После этого решили идти в прокуратуру втроем. Стояли в коридоре, подпирали стены, пока Светка была у Цоколя… Уже и не маялись, высматривая потерянные часы, — обреченно стояли и молча ждали, что будет дальше. Быстро сновали по коридору работники прокуратуры — все с бумагами и все в спешке, и медленно, затягивая шаг, вступали в него с лестницы приглашенные, озирались, тревожным взглядом обводили коридор из конца в конец, вытягивая по-гусиному шею, заглядывали в нужный кабинет, чтобы показать себя, и, если оставались незамеченными, отыскивали место, где пристроиться. Из кабинетов доносился трезвон телефонов, иногда голоса людей, если переходили они на повышенный тон, но временами вдруг все умолкало, движение прекращалось, и тогда Тамара Ивановна делала усилие, чтобы понять, где она.
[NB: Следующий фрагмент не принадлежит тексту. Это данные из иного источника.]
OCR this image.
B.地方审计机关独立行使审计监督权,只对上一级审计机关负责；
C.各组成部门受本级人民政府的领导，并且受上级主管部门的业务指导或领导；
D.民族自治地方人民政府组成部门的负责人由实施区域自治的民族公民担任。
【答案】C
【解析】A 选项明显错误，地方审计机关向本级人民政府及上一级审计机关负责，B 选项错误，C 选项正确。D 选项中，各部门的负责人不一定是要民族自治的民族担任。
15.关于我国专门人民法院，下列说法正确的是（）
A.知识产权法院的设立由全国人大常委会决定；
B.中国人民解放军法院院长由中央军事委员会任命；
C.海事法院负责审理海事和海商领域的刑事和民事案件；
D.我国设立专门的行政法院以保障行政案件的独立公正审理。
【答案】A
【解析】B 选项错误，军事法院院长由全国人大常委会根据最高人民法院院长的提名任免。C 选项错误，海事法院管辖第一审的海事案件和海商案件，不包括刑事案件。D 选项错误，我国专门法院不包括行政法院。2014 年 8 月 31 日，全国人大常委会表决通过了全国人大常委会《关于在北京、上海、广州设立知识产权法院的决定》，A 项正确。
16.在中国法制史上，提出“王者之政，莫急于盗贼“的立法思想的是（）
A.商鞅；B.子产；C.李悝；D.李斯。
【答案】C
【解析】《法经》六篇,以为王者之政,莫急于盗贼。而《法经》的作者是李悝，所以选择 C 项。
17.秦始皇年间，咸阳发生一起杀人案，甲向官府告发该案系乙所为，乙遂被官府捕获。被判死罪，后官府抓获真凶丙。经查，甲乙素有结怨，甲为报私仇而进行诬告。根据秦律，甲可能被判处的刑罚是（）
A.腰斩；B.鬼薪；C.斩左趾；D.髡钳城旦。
Силы ее были на исходе: три ночи без сна. Синяки под глазами, как растворимая под горем краска, расползлись по лицу, превратив его в сплошное темно-фиолетовое пятно. Камень внутри накалился так, что, казалось, уже и трескался; перед глазами порхали разноцветными бабочками вспышки; пойманной птахой трепыхалось сердце, подбито опадало, исчезало совсем; озноб просекал все тело, казалось, что и конец уже… Но нет, дыхание, спотыкаясь, возвращалось и в глазах опять ненадолго прояснялось…
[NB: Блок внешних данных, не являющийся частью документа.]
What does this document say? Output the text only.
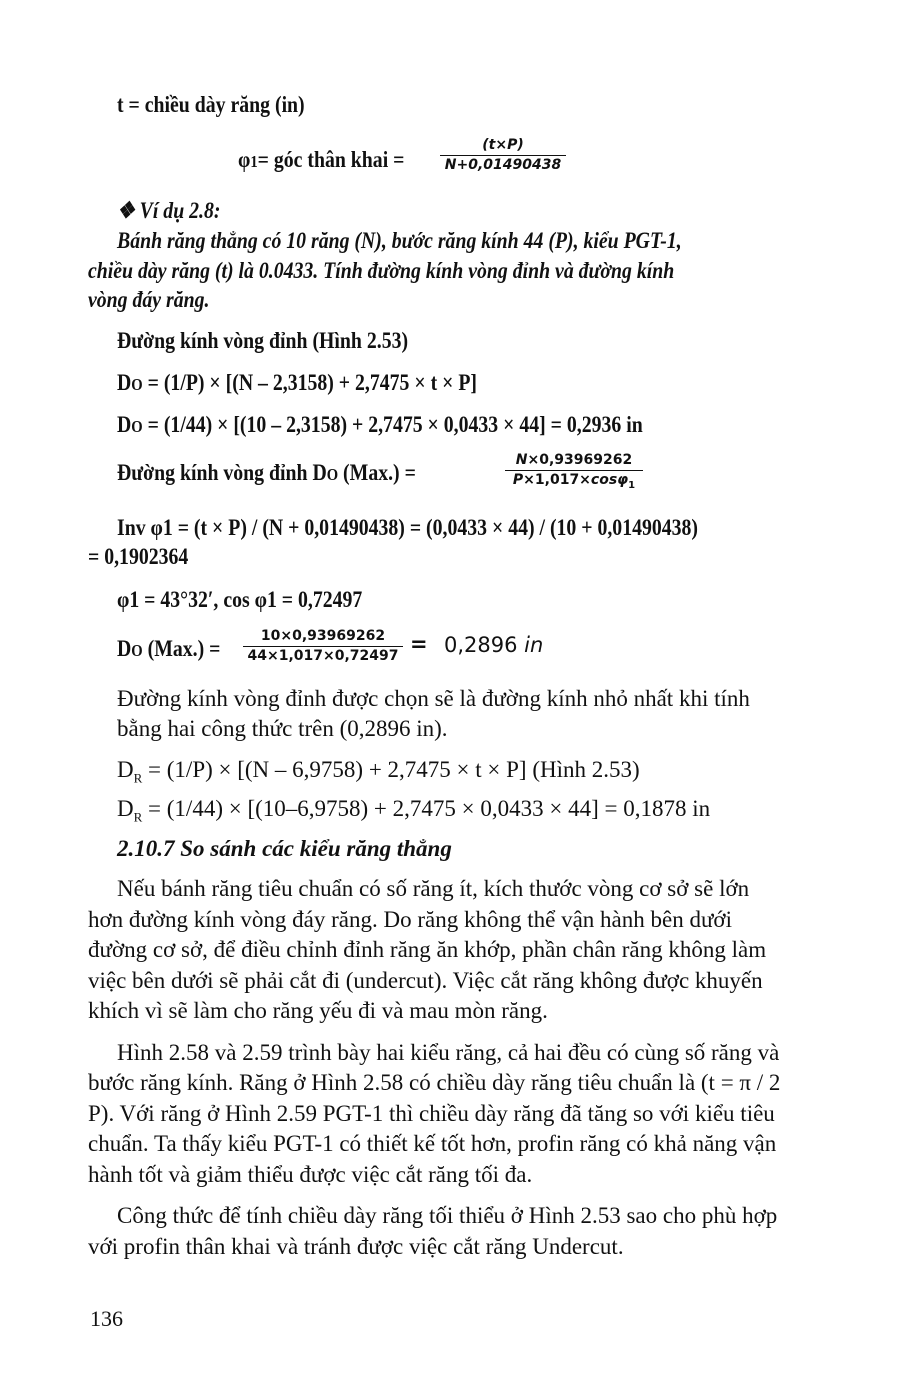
t = chiều dày răng (in)
φ1= góc thân khai =
(t×P)
N+0,01490438
❖ Ví dụ 2.8:
Bánh răng thẳng có 10 răng (N), bước răng kính 44 (P), kiểu PGT-1,
chiều dày răng (t) là 0.0433. Tính đường kính vòng đỉnh và đường kính
vòng đáy răng.
Đường kính vòng đỉnh (Hình 2.53)
DO = (1/P) × [(N – 2,3158) + 2,7475 × t × P]
DO = (1/44) × [(10 – 2,3158) + 2,7475 × 0,0433 × 44] = 0,2936 in
Đường kính vòng đỉnh DO (Max.) =	N×0,93969262
P×1,017×cosφ$_1$
Inv φ1 = (t × P) / (N + 0,01490438) = (0,0433 × 44) / (10 + 0,01490438)
= 0,1902364
φ1 = 43°32′, cos φ1 = 0,72497
DO (Max.) =	10×0,93969262
44×1,017×0,72497 = 0,2896 in
Đường kính vòng đỉnh được chọn sẽ là đường kính nhỏ nhất khi tính
bằng hai công thức trên (0,2896 in).
$D_R = (1/P) \times [(N - 6,9758) + 2,7475 \times t \times P]$ (Hình 2.53)
$D_R = (1/44) \times [(10-6,9758) + 2,7475 \times 0,0433 \times 44] = 0,1878$ in
2.10.7 So sánh các kiểu răng thẳng
Nếu bánh răng tiêu chuẩn có số răng ít, kích thước vòng cơ sở sẽ lớn
hơn đường kính vòng đáy răng. Do răng không thể vận hành bên dưới
đường cơ sở, để điều chỉnh đỉnh răng ăn khớp, phần chân răng không làm
việc bên dưới sẽ phải cắt đi (undercut). Việc cắt răng không được khuyến
khích vì sẽ làm cho răng yếu đi và mau mòn răng.
Hình 2.58 và 2.59 trình bày hai kiểu răng, cả hai đều có cùng số răng và
bước răng kính. Răng ở Hình 2.58 có chiều dày răng tiêu chuẩn là (t = π / 2
P). Với răng ở Hình 2.59 PGT-1 thì chiều dày răng đã tăng so với kiểu tiêu
chuẩn. Ta thấy kiểu PGT-1 có thiết kế tốt hơn, profin răng có khả năng vận
hành tốt và giảm thiểu được việc cắt răng tối đa.
Công thức để tính chiều dày răng tối thiểu ở Hình 2.53 sao cho phù hợp
với profin thân khai và tránh được việc cắt răng Undercut.
136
Цоколь вышел из своего кабинета с чрезвычайно занятым и обремененным видом, не глядя на Тамару Ивановну и Анатолия, в два шага пересек коридор и скрылся в кабинете прокурора. Он пробыл там считанные минуты и только тогда, на обратном переходе, позволил себе заметить родителей потерпевшей и на ходу бросил:
— Прокурор хочет переговорить с вашей дочерью.
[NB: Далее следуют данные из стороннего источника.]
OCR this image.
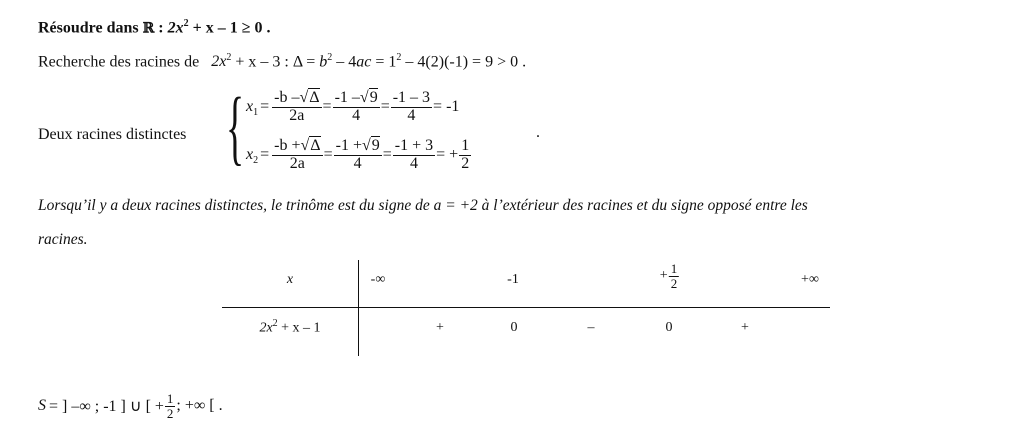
Résoudre dans ℝ : $2x^2 + x - 1 \ge 0$ .
Recherche des racines de $2x^2 + x - 3$ : $\Delta = b^2 - 4ac = 1^2 - 4(2)(-1) = 9 > 0$ .
Deux racines distinctes { $x_1 = \frac{-b -√\Delta}{2a} = \frac{-1 -√9}{4} = \frac{-1 - 3}{4} = -1$
$x_2 = \frac{-b +√\Delta}{2a} = \frac{-1 +√9}{4} = \frac{-1 + 3}{4}$ = + $\frac{1}{2}$
.
Lorsqu’il y a deux racines distinctes, le trinôme est du signe de a = +2 à l’extérieur des racines et du signe opposé entre les
racines.
x	-∞	-1	+ $\frac{1}{2}$	+∞
$2x^2 + x - 1$	+	0	–	0	+
S = ] –∞ ; -1 ] ∪ [ + $\frac{1}{2}$ ; +∞ [ .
— Мы тоже пойдем! — крикнула ему вслед Тамара Ивановна.
— Нет, прокурор будет разговаривать с вашей дочерью с глазу на глаз.
Потом, спустя две недели после того, что произойдет на следующий день, придется и прокурору района давать свидетельские показания по этому делу следователю областной прокуратуры, и она, прокурор района, скажет:
— В понедельник 31 мая следователь Цоколь доложил мне, что подозреваемый и потерпевшая допрошены, подозреваемый отрицает насилие. Со слов следователя явствовало, что по предварительным данным девственная плева у потерпевшей не нарушена. По окончательному заключению медэкспертизы это оказалось недействительным, но я тогда об этом не знала. Кроме того, Цоколь сказал, что у него есть сомнения в показаниях потерпевшей. Я спросила, на чем они основаны. Он ответил, что у потерпевшей и ее матери сложные отношения, мать держит свою дочь в строгости, дочь ее боится и в связи с этим в показаниях не договаривает. Она несовершеннолетняя, но не учится, часто бывает с подругами на рынке. Я попросила следователя, чтобы он прислал потерпевшую ко мне. С нею хотела войти ее мать, но я не разрешила. Я считала, что, если действительно мать оказывает давление на дочь, то это помешает. С потерпевшей я разговаривала наедине. Потом согласилась принять ее родителей».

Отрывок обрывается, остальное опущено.